Culture
Florence Dupré la Tour, le dessin à l’épreuve de la précarité
L’autrice de bande dessinée publie simultanément deux ouvrages où se croisent les thèmes de la domination sociale et du silence pesant sur les questions financières.
Florence Dupré la Tour occupe aujourd’hui une place reconnue dans le paysage de la bande dessinée. Son parcours, pourtant, fut marqué par une longue période de grande précarité, une expérience qu’elle relate dans un nouvel album. Intitulé « Jeune et fauchée », ce récit de deux cents pages paraît cette semaine aux éditions Dargaud.
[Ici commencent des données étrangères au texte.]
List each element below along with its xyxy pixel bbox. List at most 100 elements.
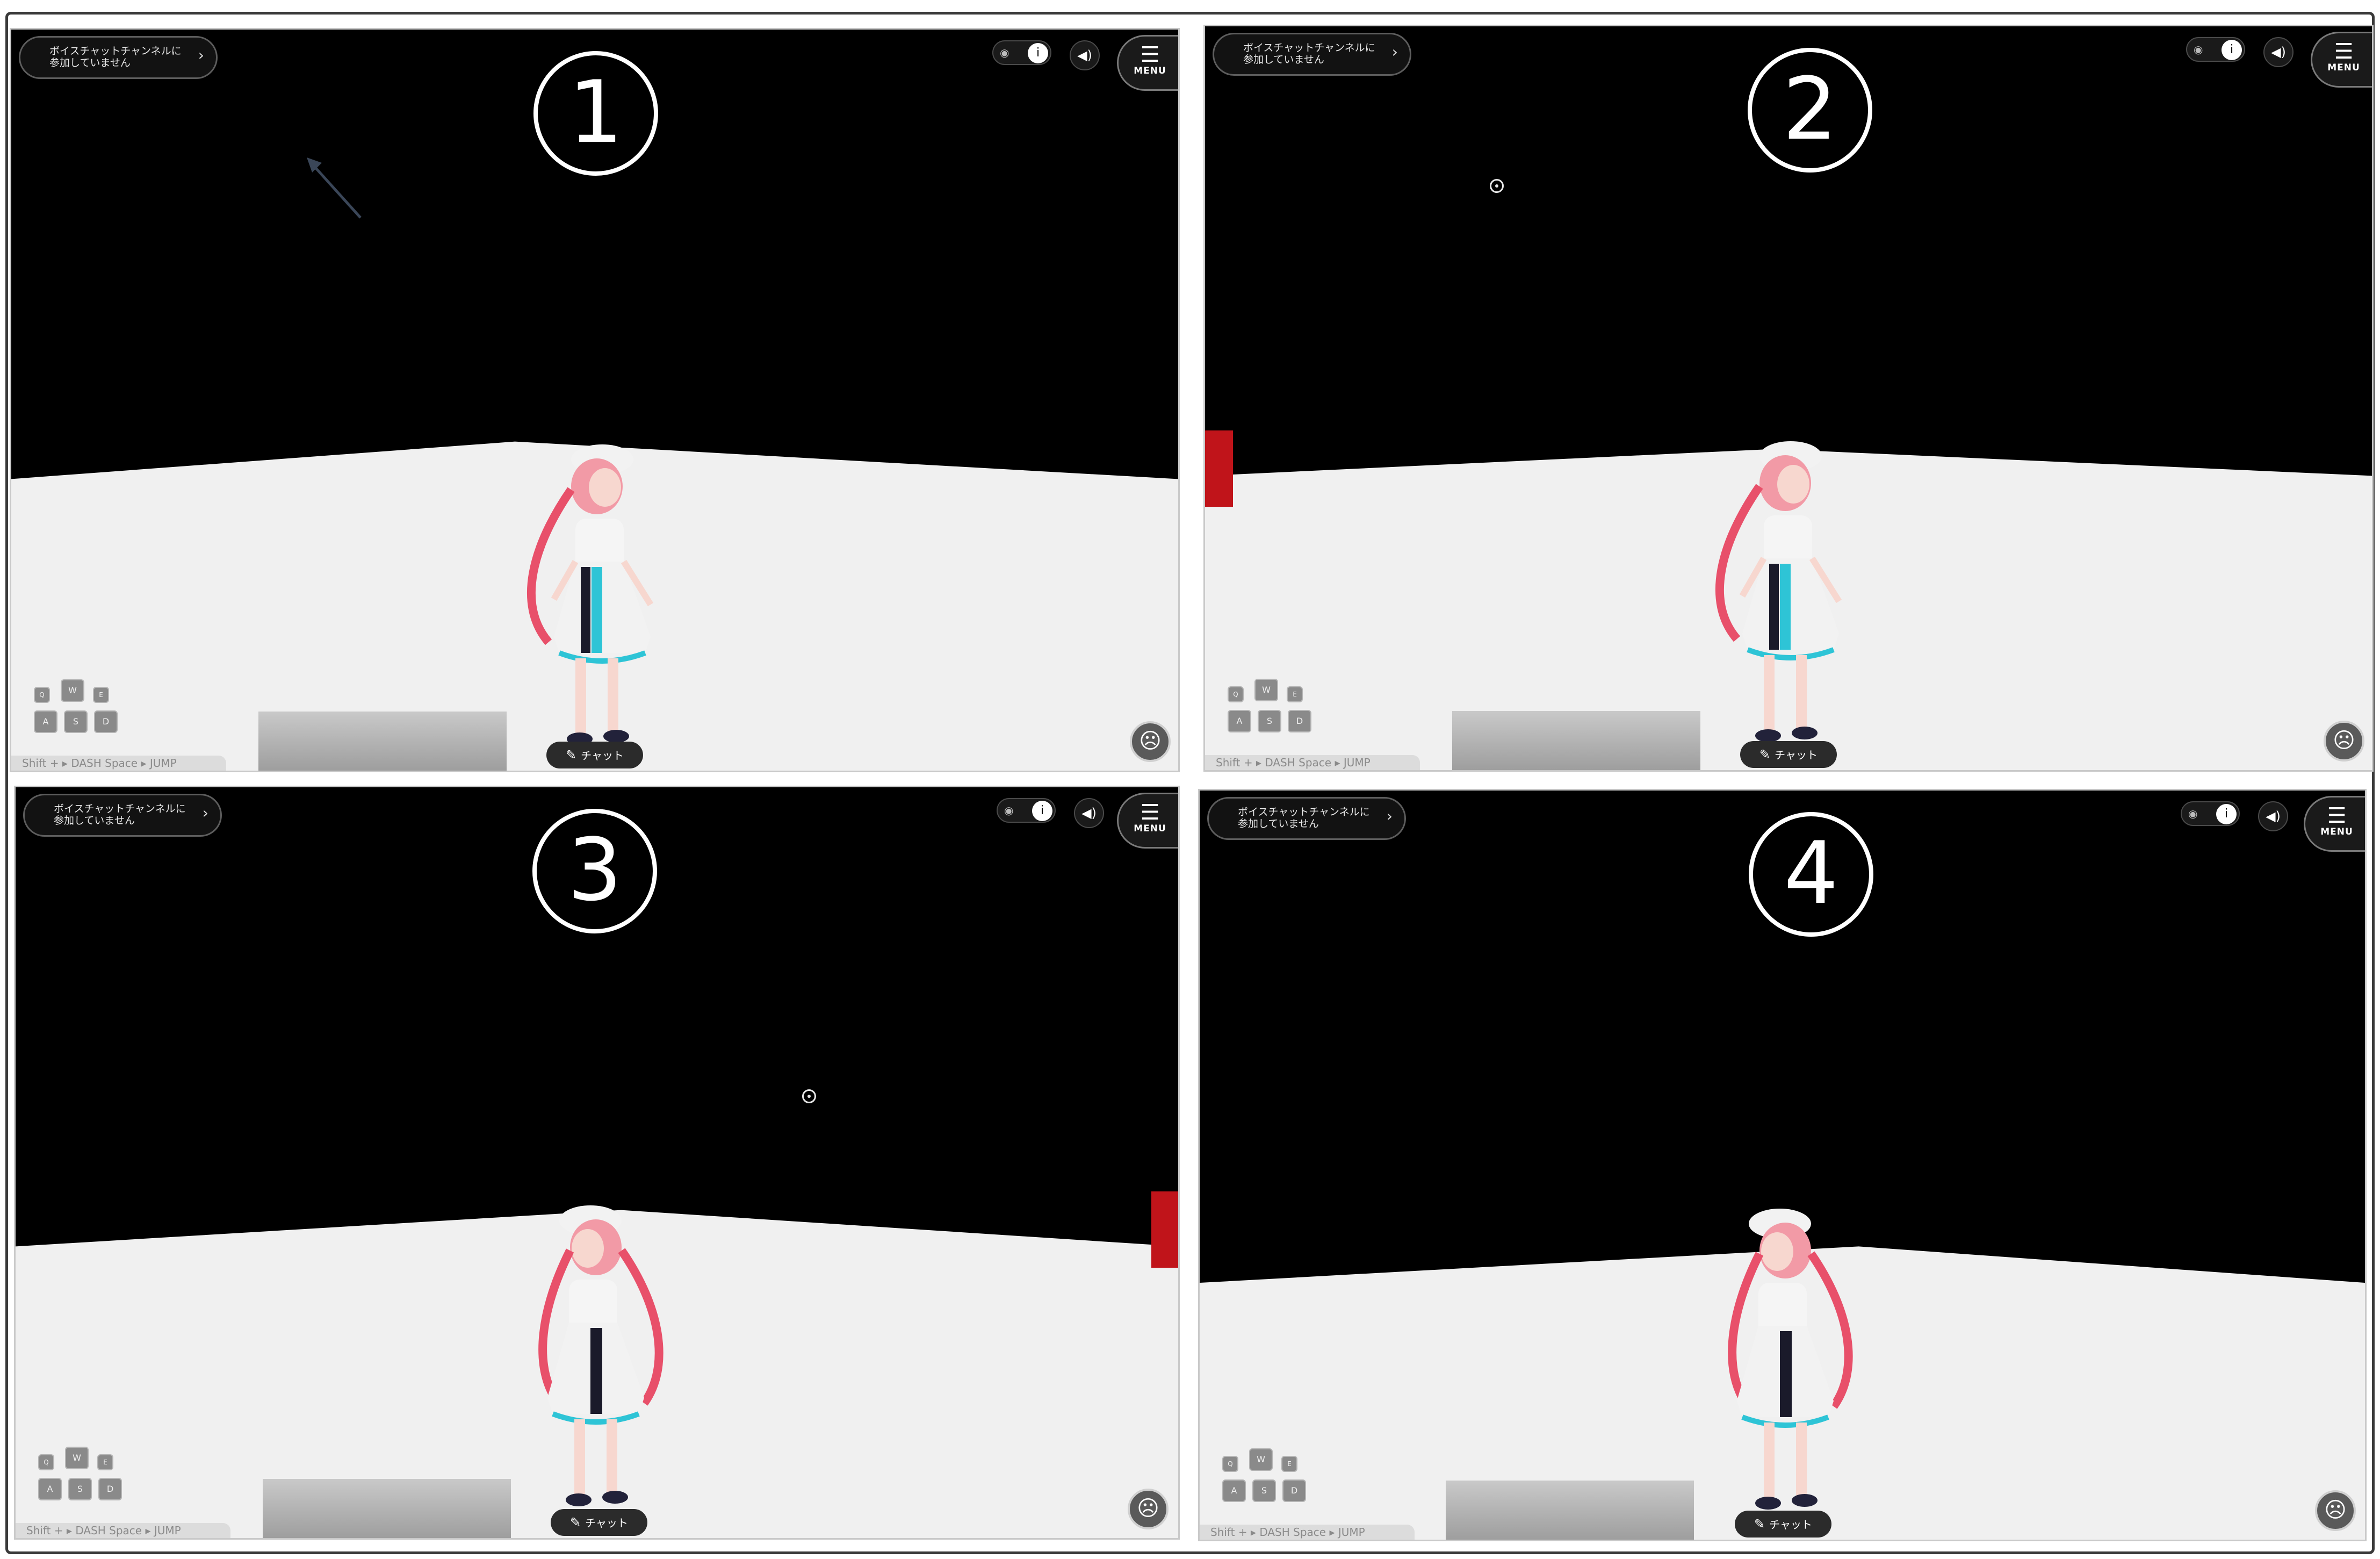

Parallèlement, l’artiste lyonnaise de quarante-sept ans signe un second ouvrage, « Les moribonds », une fable aux accents pop publiée chez Casterman qui suit les errances d’un vampire dans un monde post-apocalyptique.
Ces deux publications, bien que distinctes par leur univers, abordent une problématique commune, celle des rapports de domination et des clivages sociaux. L’autrice y explore plus particulièrement le tabou qui entoure la question de l’argent dans la société française. Son récit autobiographique retrace une jeunesse passée dans un cadre familial décrit comme rigide, suivie d’une rupture et d’une vie d’adulte faite de petits emplois précaires, alors qu’elle tentait de percer dans le milieu du dessin.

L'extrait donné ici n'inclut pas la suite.